While assessing any personal loan application, banks also assess the borrower’s repayment history. This includes all the debt that the borrower has taken in the past including their credit cards, personal loans, and home loans, if any. If the borrower has a credit history that shows missed or late payments, banks generally offer them a higher rate of interest.
Banks also assess the borrower’s creditworthiness before approving a personal loan request. A credit score that lies between 750 and 900 is considered good and borrowers who have such a credit score can easily avail lower interest rates on personal loans.
Having a long-standing relationship with the bank can also help the borrower avail a low-interest personal loan. If the borrower in question is a trusted customer who has built a good relationship with the bank, they can benefit from this trust by availing a low-interest personal loan.
The debt-to-income ratio of a borrower is the ratio of the total debt that the borrower has currently to their total income.

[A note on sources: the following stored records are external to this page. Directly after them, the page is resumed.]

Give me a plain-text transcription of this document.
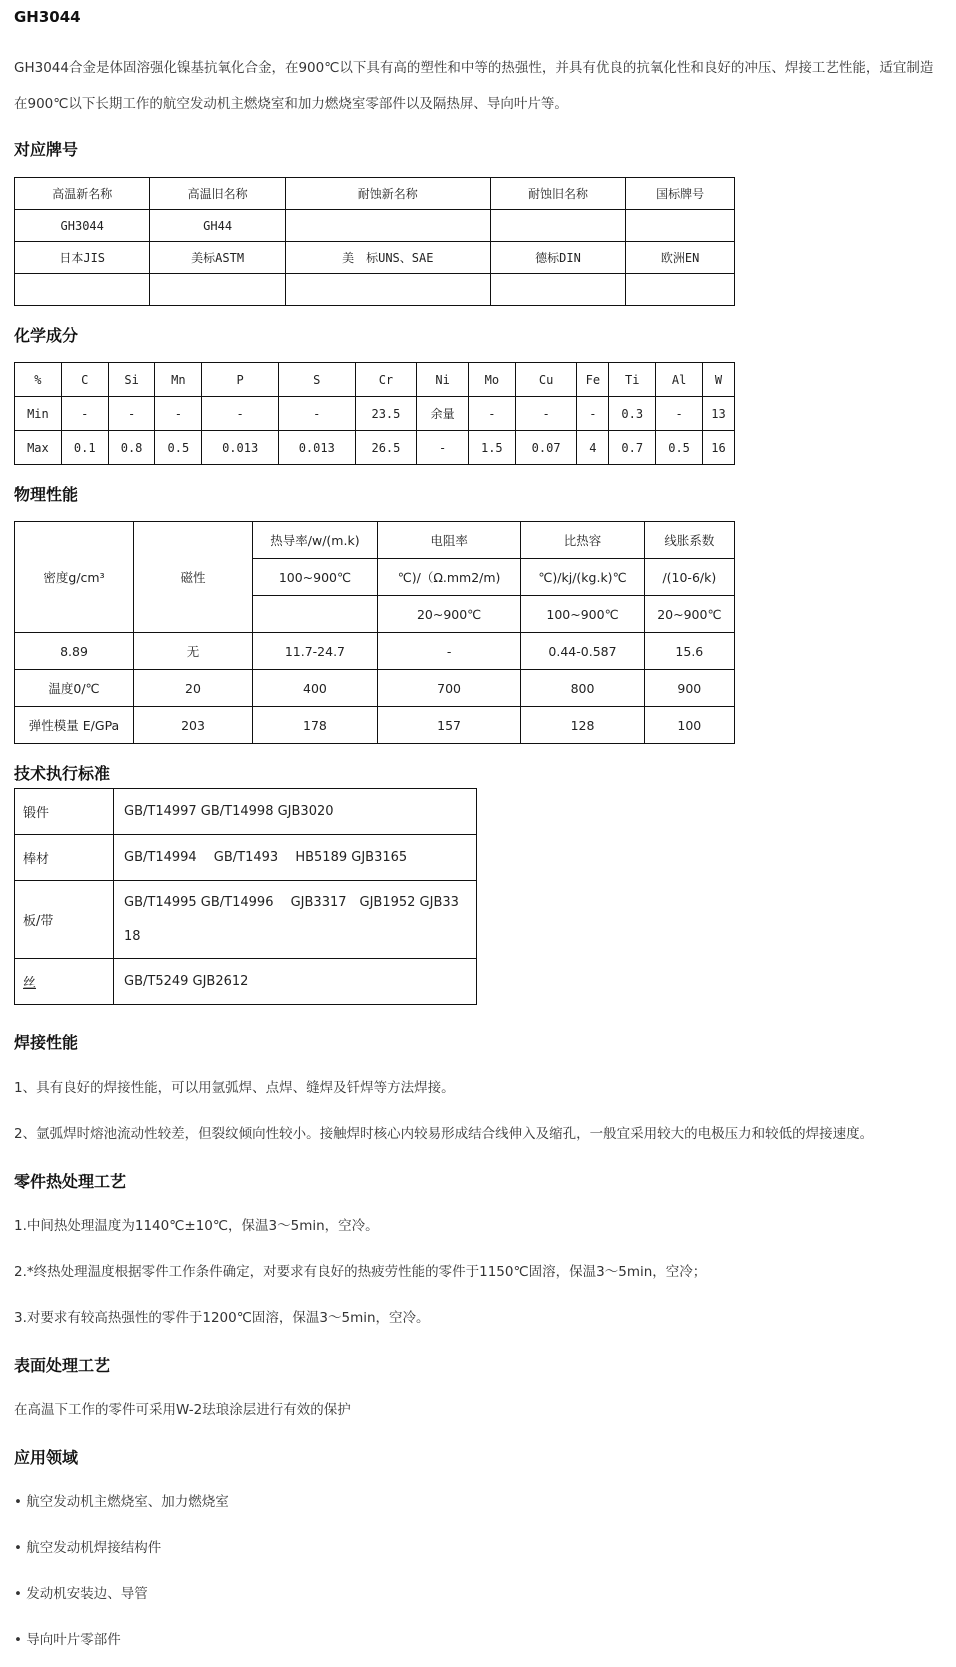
GH3044

GH3044合金是体固溶强化镍基抗氧化合金，在900℃以下具有高的塑性和中等的热强性，并具有优良的抗氧化性和良好的冲压、焊接工艺性能，适宜制造在900℃以下长期工作的航空发动机主燃烧室和加力燃烧室零部件以及隔热屏、导向叶片等。

对应牌号
高温新名称	高温旧名称	耐蚀新名称	耐蚀旧名称	国标牌号
GH3044	GH44			
日本JIS	美标ASTM	美　标UNS、SAE	德标DIN	欧洲EN

化学成分
%	C	Si	Mn	P	S	Cr	Ni	Mo	Cu	Fe	Ti	Al	W
Min	-	-	-	-	-	23.5	余量	-	-	-	0.3	-	13
Max	0.1	0.8	0.5	0.013	0.013	26.5	-	1.5	0.07	4	0.7	0.5	16
物理性能
密度g/cm³	磁性	热导率/w/(m.k)	电阻率	比热容	线胀系数
		100~900℃	℃)/（Ω.mm2/m)	℃)/kj/(kg.k)℃	/(10-6/k)
			20~900℃	100~900℃	20~900℃
8.89	无	11.7-24.7	-	0.44-0.587	15.6
温度0/℃	20	400	700	800	900
弹性模量 E/GPa	203	178	157	128	100
技术执行标准
锻件	GB/T14997 GB/T14998 GJB3020
棒材	GB/T14994　 GB/T1493　 HB5189 GJB3165
板/带	GB/T14995 GB/T14996　 GJB3317　GJB1952 GJB3318
丝	GB/T5249 GJB2612
焊接性能

1、具有良好的焊接性能，可以用氩弧焊、点焊、缝焊及钎焊等方法焊接。

2、氩弧焊时熔池流动性较差，但裂纹倾向性较小。接触焊时核心内较易形成结合线伸入及缩孔，一般宜采用较大的电极压力和较低的焊接速度。

零件热处理工艺

1.中间热处理温度为1140℃±10℃，保温3～5min，空冷。

2.*终热处理温度根据零件工作条件确定，对要求有良好的热疲劳性能的零件于1150℃固溶，保温3～5min，空冷；

3.对要求有较高热强性的零件于1200℃固溶，保温3～5min，空冷。

表面处理工艺

在高温下工作的零件可采用W-2珐琅涂层进行有效的保护

应用领域

• 航空发动机主燃烧室、加力燃烧室

• 航空发动机焊接结构件

• 发动机安装边、导管

• 导向叶片零部件
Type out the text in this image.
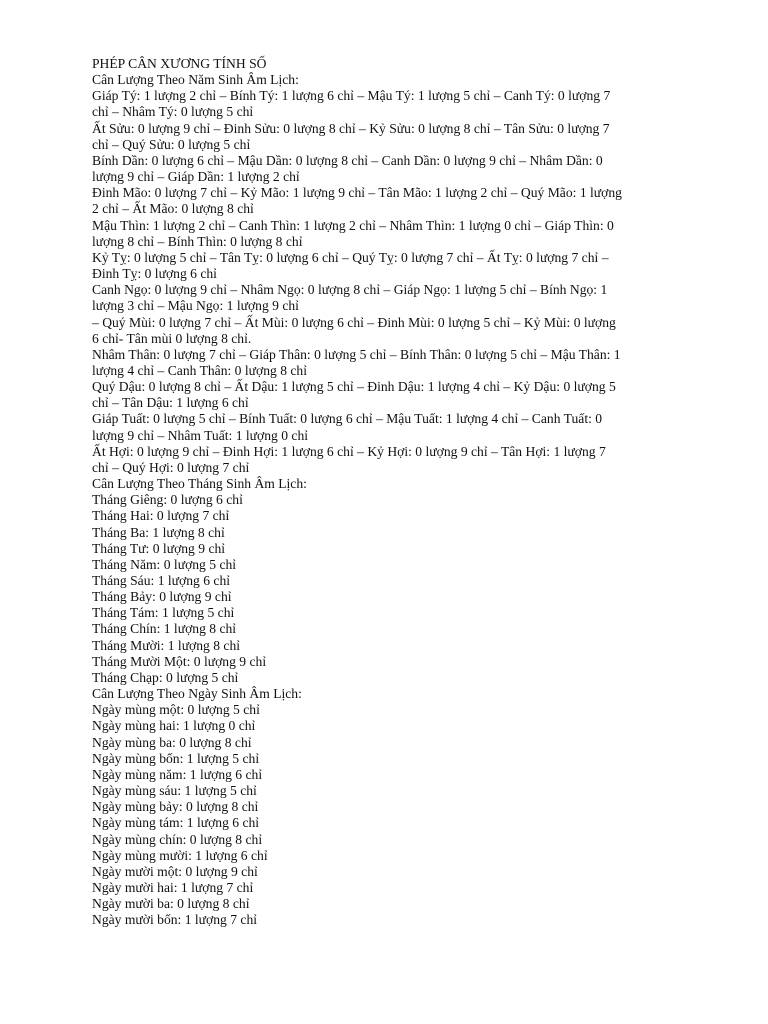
PHÉP CÂN XƯƠNG TÍNH SỐ
Cân Lượng Theo Năm Sinh Âm Lịch:
Giáp Tý: 1 lượng 2 chỉ – Bính Tý: 1 lượng 6 chỉ – Mậu Tý: 1 lượng 5 chỉ – Canh Tý: 0 lượng 7
chỉ – Nhâm Tý: 0 lượng 5 chỉ
Ất Sửu: 0 lượng 9 chỉ – Đinh Sửu: 0 lượng 8 chỉ – Kỷ Sửu: 0 lượng 8 chỉ – Tân Sửu: 0 lượng 7
chỉ – Quý Sửu: 0 lượng 5 chỉ
Bính Dần: 0 lượng 6 chỉ – Mậu Dần: 0 lượng 8 chỉ – Canh Dần: 0 lượng 9 chỉ – Nhâm Dần: 0
lượng 9 chỉ – Giáp Dần: 1 lượng 2 chỉ
Đinh Mão: 0 lượng 7 chỉ – Kỷ Mão: 1 lượng 9 chỉ – Tân Mão: 1 lượng 2 chỉ – Quý Mão: 1 lượng
2 chỉ – Ất Mão: 0 lượng 8 chỉ
Mậu Thìn: 1 lượng 2 chỉ – Canh Thìn: 1 lượng 2 chỉ – Nhâm Thìn: 1 lượng 0 chỉ – Giáp Thìn: 0
lượng 8 chỉ – Bính Thìn: 0 lượng 8 chỉ
Kỷ Tỵ: 0 lượng 5 chỉ – Tân Tỵ: 0 lượng 6 chỉ – Quý Tỵ: 0 lượng 7 chỉ – Ất Tỵ: 0 lượng 7 chỉ –
Đinh Tỵ: 0 lượng 6 chỉ
Canh Ngọ: 0 lượng 9 chỉ – Nhâm Ngọ: 0 lượng 8 chỉ – Giáp Ngọ: 1 lượng 5 chỉ – Bính Ngọ: 1
lượng 3 chỉ – Mậu Ngọ: 1 lượng 9 chỉ
– Quý Mùi: 0 lượng 7 chỉ – Ất Mùi: 0 lượng 6 chỉ – Đinh Mùi: 0 lượng 5 chỉ – Kỷ Mùi: 0 lượng
6 chỉ- Tân mùi 0 lượng 8 chỉ.
Nhâm Thân: 0 lượng 7 chỉ – Giáp Thân: 0 lượng 5 chỉ – Bính Thân: 0 lượng 5 chỉ – Mậu Thân: 1
lượng 4 chỉ – Canh Thân: 0 lượng 8 chỉ
Quý Dậu: 0 lượng 8 chỉ – Ất Dậu: 1 lượng 5 chỉ – Đinh Dậu: 1 lượng 4 chỉ – Kỷ Dậu: 0 lượng 5
chỉ – Tân Dậu: 1 lượng 6 chỉ
Giáp Tuất: 0 lượng 5 chỉ – Bính Tuất: 0 lượng 6 chỉ – Mậu Tuất: 1 lượng 4 chỉ – Canh Tuất: 0
lượng 9 chỉ – Nhâm Tuất: 1 lượng 0 chỉ
Ất Hợi: 0 lượng 9 chỉ – Đinh Hợi: 1 lượng 6 chỉ – Kỷ Hợi: 0 lượng 9 chỉ – Tân Hợi: 1 lượng 7
chỉ – Quý Hợi: 0 lượng 7 chỉ
Cân Lượng Theo Tháng Sinh Âm Lịch:
Tháng Giêng: 0 lượng 6 chỉ
Tháng Hai: 0 lượng 7 chỉ
Tháng Ba: 1 lượng 8 chỉ
Tháng Tư: 0 lượng 9 chỉ
Tháng Năm: 0 lượng 5 chỉ
Tháng Sáu: 1 lượng 6 chỉ
Tháng Bảy: 0 lượng 9 chỉ
Tháng Tám: 1 lượng 5 chỉ
Tháng Chín: 1 lượng 8 chỉ
Tháng Mười: 1 lượng 8 chỉ
Tháng Mười Một: 0 lượng 9 chỉ
Tháng Chạp: 0 lượng 5 chỉ
Cân Lượng Theo Ngày Sinh Âm Lịch:
Ngày mùng một: 0 lượng 5 chỉ
Ngày mùng hai: 1 lượng 0 chỉ
Ngày mùng ba: 0 lượng 8 chỉ
Ngày mùng bốn: 1 lượng 5 chỉ
Ngày mùng năm: 1 lượng 6 chỉ
Ngày mùng sáu: 1 lượng 5 chỉ
Ngày mùng bảy: 0 lượng 8 chỉ
Ngày mùng tám: 1 lượng 6 chỉ
Ngày mùng chín: 0 lượng 8 chỉ
Ngày mùng mười: 1 lượng 6 chỉ
Ngày mười một: 0 lượng 9 chỉ
Ngày mười hai: 1 lượng 7 chỉ
Ngày mười ba: 0 lượng 8 chỉ
Ngày mười bốn: 1 lượng 7 chỉ
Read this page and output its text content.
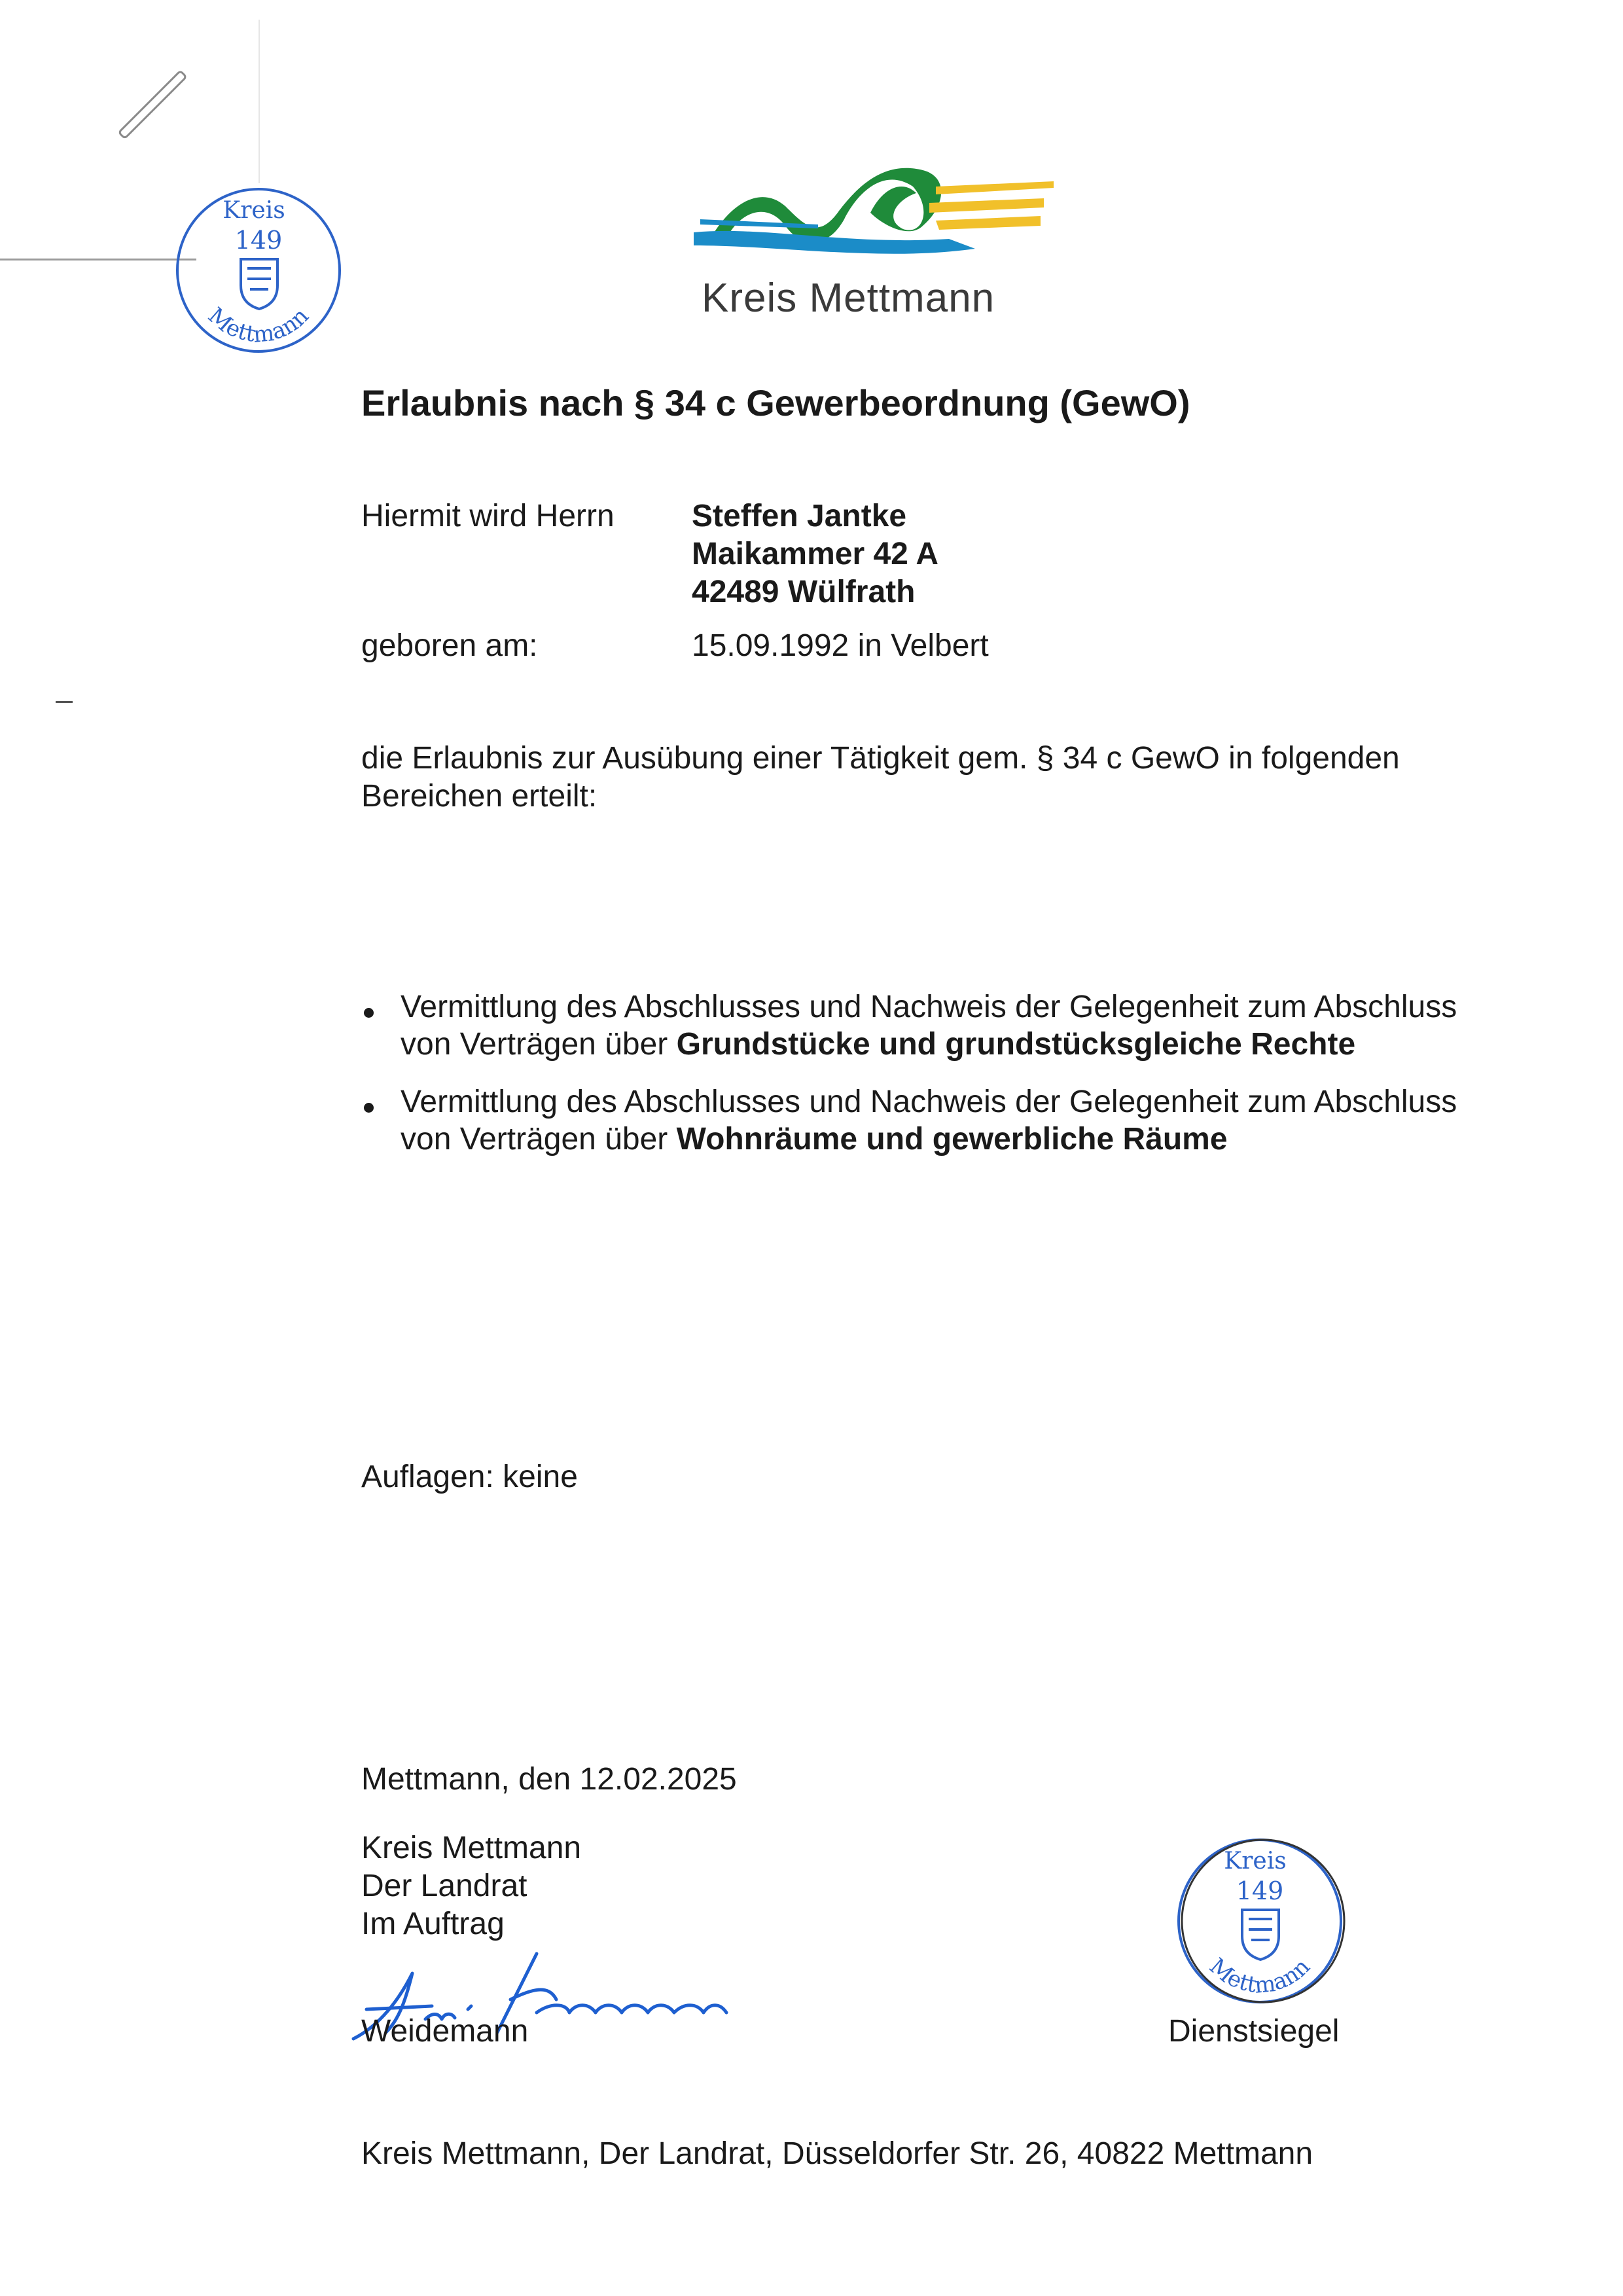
Kreis
149
Mettmann	Kreis Mettmann
Erlaubnis nach § 34 c Gewerbeordnung (GewO)
Hiermit wird Herrn Steffen Jantke
Maikammer 42 A
42489 Wülfrath
geboren am:	15.09.1992 in Velbert
die Erlaubnis zur Ausübung einer Tätigkeit gem. § 34 c GewO in folgenden
Bereichen erteilt:
Vermittlung des Abschlusses und Nachweis der Gelegenheit zum Abschluss
von Verträgen über Grundstücke und grundstücksgleiche Rechte
Vermittlung des Abschlusses und Nachweis der Gelegenheit zum Abschluss
von Verträgen über Wohnräume und gewerbliche Räume
Auflagen: keine
Mettmann, den 12.02.2025
Kreis Mettmann
Der Landrat
Im Auftrag
Weidemann
Kreis
149
Mettmann
Dienstsiegel
Kreis Mettmann, Der Landrat, Düsseldorfer Str. 26, 40822 Mettmann
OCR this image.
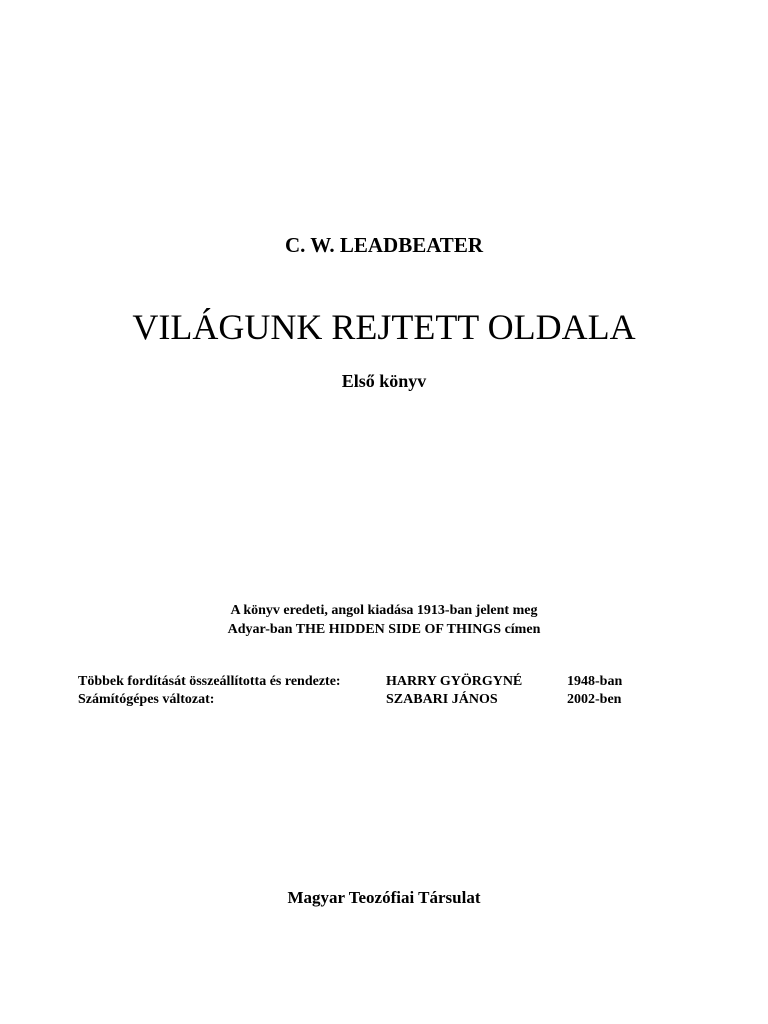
C. W. LEADBEATER
VILÁGUNK REJTETT OLDALA
Első könyv
A könyv eredeti, angol kiadása 1913-ban jelent meg
Adyar-ban THE HIDDEN SIDE OF THINGS címen
Többek fordítását összeállította és rendezte:	HARRY GYÖRGYNÉ	1948-ban
Számítógépes változat:	SZABARI JÁNOS	2002-ben
Magyar Teozófiai Társulat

The debt-to-income ratio of a borrower must generally be low for them to get a low-interest personal loan.
If the borrower has failed to pay an EMI (Equated Monthly Instalment) on time, the bank considers it as a default. The bank also assesses all instances of defaults in the borrower’s repayment history before sanctioning a personal loan.
While considering the personal loan interest rate is important, there are also some other features that borrowers must prioritise. These include:
Instant personal loans, like the ones offered by IndusInd Bank, are affordable and easily accessible online.
IndusInd Bank’s personal loan EMI calculator can help customers estimate the value of their EMIs in advance.
IndusInd Bank customers can choose a flexible loan tenure between one and four years when applying for a personal loan.
Borrowers must prioritise a personal loan that offers low interest rates such as IndusInd Bank.
The interest rate offered is one of the most important aspects to consider when applying for a personal loan as it determines the cost of borrowing. In addition to the interest rate, borrowers must also consider other important features such as a flexible loan tenure and the availability of online instant personal loans.